The aides met with former top Obama campaign hands like strategist Anita Dunn, former deputy campaign manager Stephanie Cutter and long-time adviser David Axelrod.

While the president himself did not attend the meeting, attendees said the goal was to kick around ideas about how to help Obama win crucial votes in Congress as he faces a critical test of his presidency as soon as next week.

While Obama said at a separate meeting Tuesday morning with congressional leaders that he’s confident he will win the votes to pass a resolution in the House and Senate authorizing force, advisers to the president acknowledge privately they currently have no idea whether they will prevail or not because the situation is so fluid.

Attendees of the Tuesday afternoon strategy session said another goal of the meeting was to sharpen the administration’s message about the potential U.S. military action after a series of difficult news cycles for the White House.

Other attendees included two people who have been critical in helping plot media strategy for the president over the years -- former White House Press Secretary Robert Gibbs and former senior White House adviser David Plouffe, who also ran the president’s first White House campaign in 2008.

Senior administration officials stressed that the White House has regular meetings with the advisers on a variety of issues, but acknowledged that Syria is a particularly thorny one.
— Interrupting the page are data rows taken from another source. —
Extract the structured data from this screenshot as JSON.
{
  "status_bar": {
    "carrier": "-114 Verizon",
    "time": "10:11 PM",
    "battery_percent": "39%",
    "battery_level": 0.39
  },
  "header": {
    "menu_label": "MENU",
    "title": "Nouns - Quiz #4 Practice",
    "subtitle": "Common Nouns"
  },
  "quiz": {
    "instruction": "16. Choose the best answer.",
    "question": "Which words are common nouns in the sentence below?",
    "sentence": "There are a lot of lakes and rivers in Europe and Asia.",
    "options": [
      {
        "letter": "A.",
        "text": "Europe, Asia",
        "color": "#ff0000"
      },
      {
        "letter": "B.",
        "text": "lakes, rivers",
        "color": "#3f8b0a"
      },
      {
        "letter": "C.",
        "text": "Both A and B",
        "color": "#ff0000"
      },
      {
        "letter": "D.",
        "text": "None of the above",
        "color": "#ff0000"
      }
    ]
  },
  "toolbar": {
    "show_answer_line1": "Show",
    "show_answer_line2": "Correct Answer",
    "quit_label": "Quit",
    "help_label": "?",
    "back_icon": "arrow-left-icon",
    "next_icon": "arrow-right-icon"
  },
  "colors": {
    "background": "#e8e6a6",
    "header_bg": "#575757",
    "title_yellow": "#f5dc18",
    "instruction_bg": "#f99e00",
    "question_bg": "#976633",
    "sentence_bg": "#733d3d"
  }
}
Among the White House aides who attended Tuesday’s meeting were Chief of Staff Denis McDonough, Senior Adviser Dan Pfeiffer and Communications Director Jen Palmieri.

Sources familiar with the meeting said one idea that was kicked around was whether Obama should deliver a more formal address to the nation about Syria. In fact, other attendees of the meeting included the former chief White House speechwriter Jon Favreau and former White House national security spokesman Tommy Vietor.

There was no resolution on when the president might address the nation, in part because he will be overseas for the next few days in Sweden and then Russia for the G-20 Summit. One attendee of the meeting said decisions about a possible address to the nation are more likely to be made after the president returns to the country, and as Congress gets closer to actually voting on the Syria resolution, as the administration assesses when a possible address would have maximum impact.

Republican House Speaker John Boehner, who gave the president a boost Tuesday by going on the record for the first time to say he will support the mission and urging his colleagues to do the same, has been saying publicly for days that the White House should be waging a more aggressive campaign reaching out to the American people about the stakes in Syria.

A Boehner aide said again on Tuesday after the speaker’s endorsement that the onus is still on the White House to get the votes to pass the resolution authorizing the use of military force.

“Now, it is the president’s responsibility to make his case to the American people and their elected representatives,” said the Boehner aide.